To reproduce the results in the paper results type the following: python ModelCombine.py
To solve the 3 function problem above using Gradient Descent type: python ModelCombine.py G
To solve using Evolutionary Computation type: python ModelCombine.py E
To solve the non aggregate linear problem using regression type: python ModelCombine.py R
For Gradient Descent with another support vector and more convergence parameters type: python ModelCombine.py G ['1','x','x2','0.1+0.2x+0.3x2'] [(2,3),10] 0 [(0,1),(0,1),(0,1)] 0 0.001 0.01 500 0.001
ModelCombine.py : Main file with calculations Readme.md : The file that you are reading now
Development started on 3-Aug-2015. Uploaded to Github on 5-Feb-2016 - no version number assigned
Please pass questions to:
Jacob Barhak Ph.D. Email: [email protected] http://sites.google.com/site/jacobbarhak/
Thanks to W. Andrew Pruett for the discussions that helped write the paper.

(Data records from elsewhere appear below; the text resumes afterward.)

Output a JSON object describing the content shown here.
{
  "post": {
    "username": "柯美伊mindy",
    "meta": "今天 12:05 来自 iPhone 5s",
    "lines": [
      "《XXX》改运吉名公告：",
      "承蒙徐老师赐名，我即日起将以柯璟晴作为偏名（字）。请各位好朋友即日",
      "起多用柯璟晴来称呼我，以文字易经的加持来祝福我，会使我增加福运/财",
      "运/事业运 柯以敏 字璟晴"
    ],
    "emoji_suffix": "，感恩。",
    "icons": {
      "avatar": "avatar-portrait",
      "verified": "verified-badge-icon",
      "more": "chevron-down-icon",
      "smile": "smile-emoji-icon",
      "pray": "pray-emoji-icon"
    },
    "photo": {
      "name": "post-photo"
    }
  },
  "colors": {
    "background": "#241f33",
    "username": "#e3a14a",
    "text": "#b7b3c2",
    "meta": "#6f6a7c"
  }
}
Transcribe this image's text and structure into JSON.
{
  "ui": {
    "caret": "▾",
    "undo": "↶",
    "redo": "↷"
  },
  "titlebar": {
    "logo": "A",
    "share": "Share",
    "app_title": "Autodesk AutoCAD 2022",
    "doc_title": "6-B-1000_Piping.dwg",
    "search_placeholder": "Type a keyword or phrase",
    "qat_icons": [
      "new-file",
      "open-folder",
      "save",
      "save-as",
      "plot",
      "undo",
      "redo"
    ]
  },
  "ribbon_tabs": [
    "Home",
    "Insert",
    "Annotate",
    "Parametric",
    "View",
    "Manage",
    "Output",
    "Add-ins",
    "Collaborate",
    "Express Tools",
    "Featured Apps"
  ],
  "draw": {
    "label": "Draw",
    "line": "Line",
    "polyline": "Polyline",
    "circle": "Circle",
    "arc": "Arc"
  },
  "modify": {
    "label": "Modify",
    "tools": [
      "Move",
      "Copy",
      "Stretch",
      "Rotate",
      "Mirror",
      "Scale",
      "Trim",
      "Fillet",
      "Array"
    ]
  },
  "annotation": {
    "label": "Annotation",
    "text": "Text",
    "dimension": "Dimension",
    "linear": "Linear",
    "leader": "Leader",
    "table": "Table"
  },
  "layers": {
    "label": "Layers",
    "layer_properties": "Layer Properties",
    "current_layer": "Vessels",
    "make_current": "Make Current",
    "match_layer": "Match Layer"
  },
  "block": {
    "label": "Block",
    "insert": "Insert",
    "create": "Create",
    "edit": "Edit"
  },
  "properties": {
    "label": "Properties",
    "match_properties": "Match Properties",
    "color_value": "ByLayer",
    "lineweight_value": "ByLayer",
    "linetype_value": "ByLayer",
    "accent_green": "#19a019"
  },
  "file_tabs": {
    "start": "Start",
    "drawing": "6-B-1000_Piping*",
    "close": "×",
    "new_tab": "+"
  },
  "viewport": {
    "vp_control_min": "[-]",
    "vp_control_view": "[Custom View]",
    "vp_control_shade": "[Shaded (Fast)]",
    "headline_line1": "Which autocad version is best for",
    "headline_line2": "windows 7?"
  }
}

Copyright (C) 2015 Jacob Barhak, Aaron Garrett
This file is part of the Model Combiner . The Model Combiner is free software: you can redistribute it and/or modify it under the terms of the GNU General Public License as published by the Free Software Foundation, either version 3 of the License, or (at your option) any later version.
The Model Combiner is distributed in the hope that it will be useful, but WITHOUT ANY WARRANTY; without even the implied warranty of MERCHANTABILITY or FITNESS FOR A PARTICULAR PURPOSE.
See the GNU General Public License for more details.